Ich habe keine Angst vor ihm und seinem Messer, aber ich fürchte mich davor, was sie rumerzählen werden, vor dem Spott und dem Gerede. Dass es bis zu meinen Eltern vordringt, ins ganze Dorf, und Vater mich mit diesem wütenden, stummen Blick anschauen wird, den er immer bekommt, wenn ihn etwas abstösst, wenn er etwas nicht verstehen kann. Dass mich die Frauen in der Metzgerei oder im Volg mustern werden und danach miteinander tuscheln hinter vorgehaltener Hand. Dass sie immer, wenn sie mich sehen, denken werden, das ist sie also, die älteste Tochter von Alex und Paulina, ich habe gehört….
Nick hat jetzt aufgehört zu weinen, er sagt leise: „Los, Elena, mach schon.“
Ich schiebe meinen Pulli hoch, öffne den Knopf, ziehe den Reisverschluss nach unten. Nick ist inzwischen ganz ruhig geworden, so als wäre er nicht mehr richtig da.
„Gut so. Und jetzt stellt euch Rücken an Rücken, oder soll ich besser sagen, Arsch an Arsch.“
Manuela lacht wieder.
„Du trägst ja gar keine dünnen Strumpfhosen… Schade, die hätte ich dir sonst gerne abgenommen. So, jetzt will ich sehen, wie ihr eure Ärsche aneinander reibt, los, tanzt ein bisschen für uns!“
Die anderen lachen nervös, Sibylle macht ein paar Schritte zurück, es scheint ihr unangenehm zu sein, aber sie traut sich nicht, Manuela zu widersprechen.
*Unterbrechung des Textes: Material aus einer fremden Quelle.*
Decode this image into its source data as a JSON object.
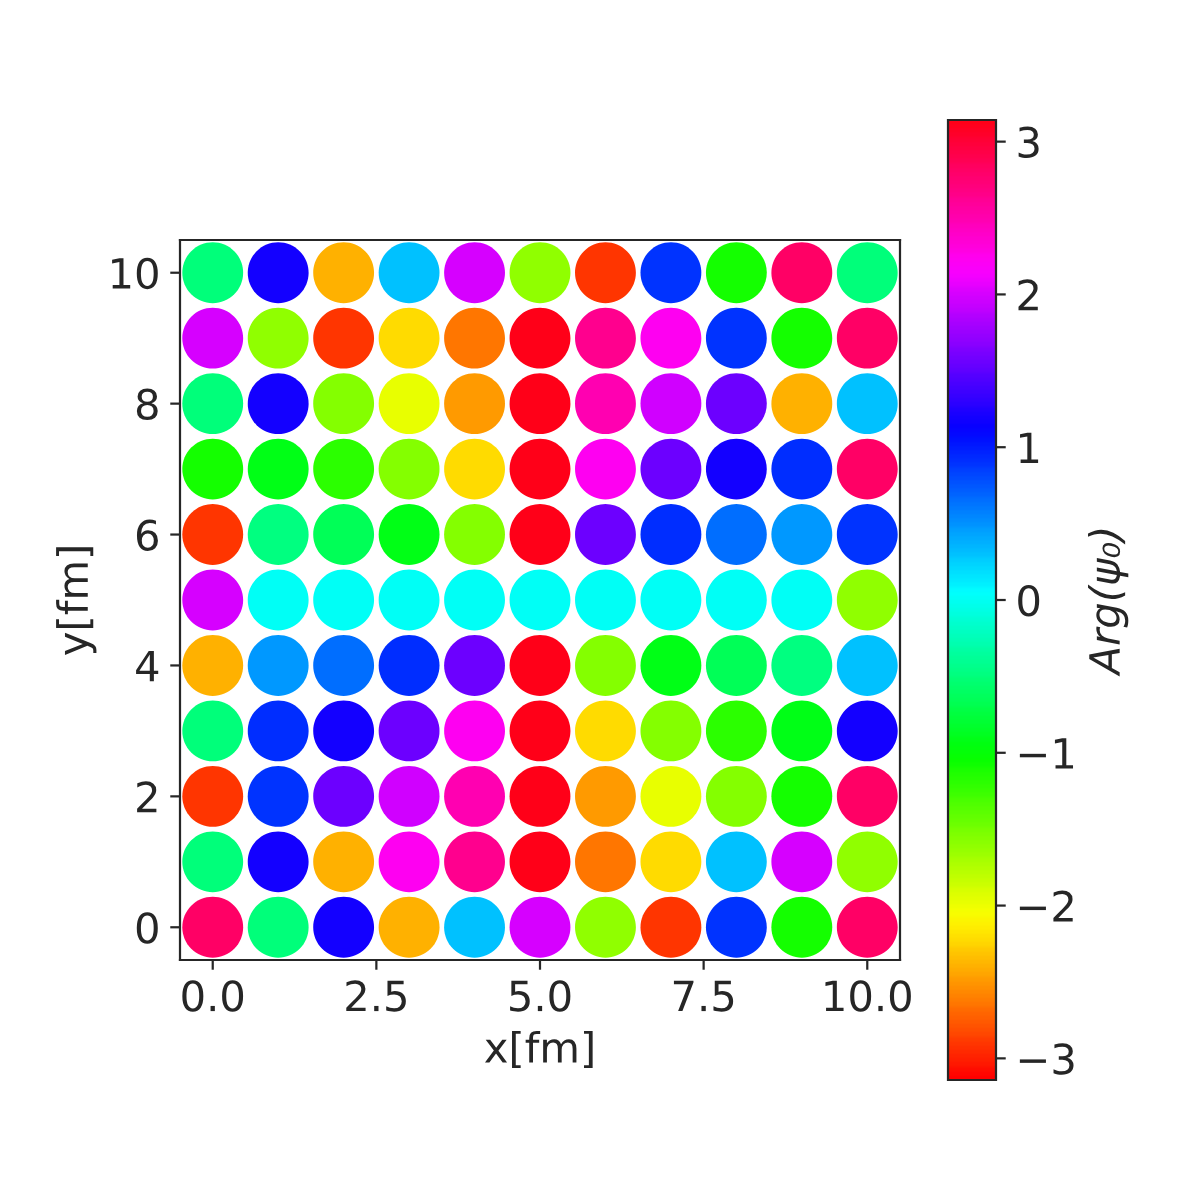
{
  "chart_data": {
    "type": "scatter",
    "xlabel": "x[fm]",
    "ylabel": "y[fm]",
    "clabel": "Arg(ψ₀)",
    "x": [
      0,
      1,
      2,
      3,
      4,
      5,
      6,
      7,
      8,
      9,
      10,
      0,
      1,
      2,
      3,
      4,
      5,
      6,
      7,
      8,
      9,
      10,
      0,
      1,
      2,
      3,
      4,
      5,
      6,
      7,
      8,
      9,
      10,
      0,
      1,
      2,
      3,
      4,
      5,
      6,
      7,
      8,
      9,
      10,
      0,
      1,
      2,
      3,
      4,
      5,
      6,
      7,
      8,
      9,
      10,
      0,
      1,
      2,
      3,
      4,
      5,
      6,
      7,
      8,
      9,
      10,
      0,
      1,
      2,
      3,
      4,
      5,
      6,
      7,
      8,
      9,
      10,
      0,
      1,
      2,
      3,
      4,
      5,
      6,
      7,
      8,
      9,
      10,
      0,
      1,
      2,
      3,
      4,
      5,
      6,
      7,
      8,
      9,
      10,
      0,
      1,
      2,
      3,
      4,
      5,
      6,
      7,
      8,
      9,
      10,
      0,
      1,
      2,
      3,
      4,
      5,
      6,
      7,
      8,
      9,
      10
    ],
    "values": [
      0,
      0,
      0,
      0,
      0,
      0,
      0,
      0,
      0,
      0,
      0,
      1,
      1,
      1,
      1,
      1,
      1,
      1,
      1,
      1,
      1,
      1,
      2,
      2,
      2,
      2,
      2,
      2,
      2,
      2,
      2,
      2,
      2,
      3,
      3,
      3,
      3,
      3,
      3,
      3,
      3,
      3,
      3,
      3,
      4,
      4,
      4,
      4,
      4,
      4,
      4,
      4,
      4,
      4,
      4,
      5,
      5,
      5,
      5,
      5,
      5,
      5,
      5,
      5,
      5,
      5,
      6,
      6,
      6,
      6,
      6,
      6,
      6,
      6,
      6,
      6,
      6,
      7,
      7,
      7,
      7,
      7,
      7,
      7,
      7,
      7,
      7,
      7,
      8,
      8,
      8,
      8,
      8,
      8,
      8,
      8,
      8,
      8,
      8,
      9,
      9,
      9,
      9,
      9,
      9,
      9,
      9,
      9,
      9,
      9,
      10,
      10,
      10,
      10,
      10,
      10,
      10,
      10,
      10,
      10,
      10
    ],
    "cvalues": [
      2.8,
      -0.5,
      1.2,
      -2.4,
      0.3,
      2.0,
      -1.6,
      -2.9,
      0.9,
      -1.1,
      2.8,
      -0.5,
      1.2,
      -2.4,
      2.21,
      2.65,
      3.14,
      -2.65,
      -2.21,
      0.3,
      2.0,
      -1.6,
      -2.9,
      0.9,
      1.57,
      1.97,
      2.5,
      3.14,
      -2.5,
      -1.97,
      -1.57,
      -1.1,
      2.8,
      -0.5,
      0.93,
      1.18,
      1.57,
      2.21,
      3.14,
      -2.21,
      -1.57,
      -1.18,
      -0.93,
      1.2,
      -2.4,
      0.49,
      0.64,
      0.93,
      1.57,
      3.14,
      -1.57,
      -0.93,
      -0.64,
      -0.49,
      0.3,
      2.0,
      0,
      0,
      0,
      0,
      0,
      0,
      0,
      0,
      0,
      -1.6,
      -2.9,
      -0.49,
      -0.64,
      -0.93,
      -1.57,
      3.14,
      1.57,
      0.93,
      0.64,
      0.49,
      0.9,
      -1.1,
      -0.93,
      -1.18,
      -1.57,
      -2.21,
      3.14,
      2.21,
      1.57,
      1.18,
      0.93,
      2.8,
      -0.5,
      1.2,
      -1.57,
      -1.97,
      -2.5,
      3.14,
      2.5,
      1.97,
      1.57,
      -2.4,
      0.3,
      2.0,
      -1.6,
      -2.9,
      -2.21,
      -2.65,
      3.14,
      2.65,
      2.21,
      0.9,
      -1.1,
      2.8,
      -0.5,
      1.2,
      -2.4,
      0.3,
      2.0,
      -1.6,
      -2.9,
      0.9,
      -1.1,
      2.8,
      -0.5
    ],
    "clim": [
      -3.14159,
      3.14159
    ],
    "cticks": [
      -3,
      -2,
      -1,
      0,
      1,
      2,
      3
    ],
    "xlim": [
      -0.5,
      10.5
    ],
    "ylim": [
      -0.5,
      10.5
    ],
    "xticks": [
      {
        "value": 0,
        "label": "0.0"
      },
      {
        "value": 2.5,
        "label": "2.5"
      },
      {
        "value": 5,
        "label": "5.0"
      },
      {
        "value": 7.5,
        "label": "7.5"
      },
      {
        "value": 10,
        "label": "10.0"
      }
    ],
    "yticks": [
      0,
      2,
      4,
      6,
      8,
      10
    ],
    "marker": "circle",
    "grid": false
  }
}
Nick beginnt, sich an meinem Rücken zu bewegen, in einem leichten Rhythmus, auf und ab. Ich spüre den Druck von seinem Rücken, dann die nackte, kalte Haut. Es schaudert mich.
Ich weiss, dass unsere Freundschaft hier zu Ende ist. Ich werde ab morgen den Schulweg auf der anderen Seite des Baches nehmen, ich werde mir eine Ausrede überlegen, wenn Mutter fragt, warum wir uns nicht mehr treffen, ich werde ihm nie mehr in die Augen sehen.
„Jaaa“, ruft Manuela, „weiter so! Zeig’s ihr!“
Nick bewegt sich hin und her, und ich stehe da, starr und kalt vor Scham, meine Hose liegt auf dem Boden zwischen meinen Füssen, die Unterhose darin wie ein kleiner weisser Vogel im Nest.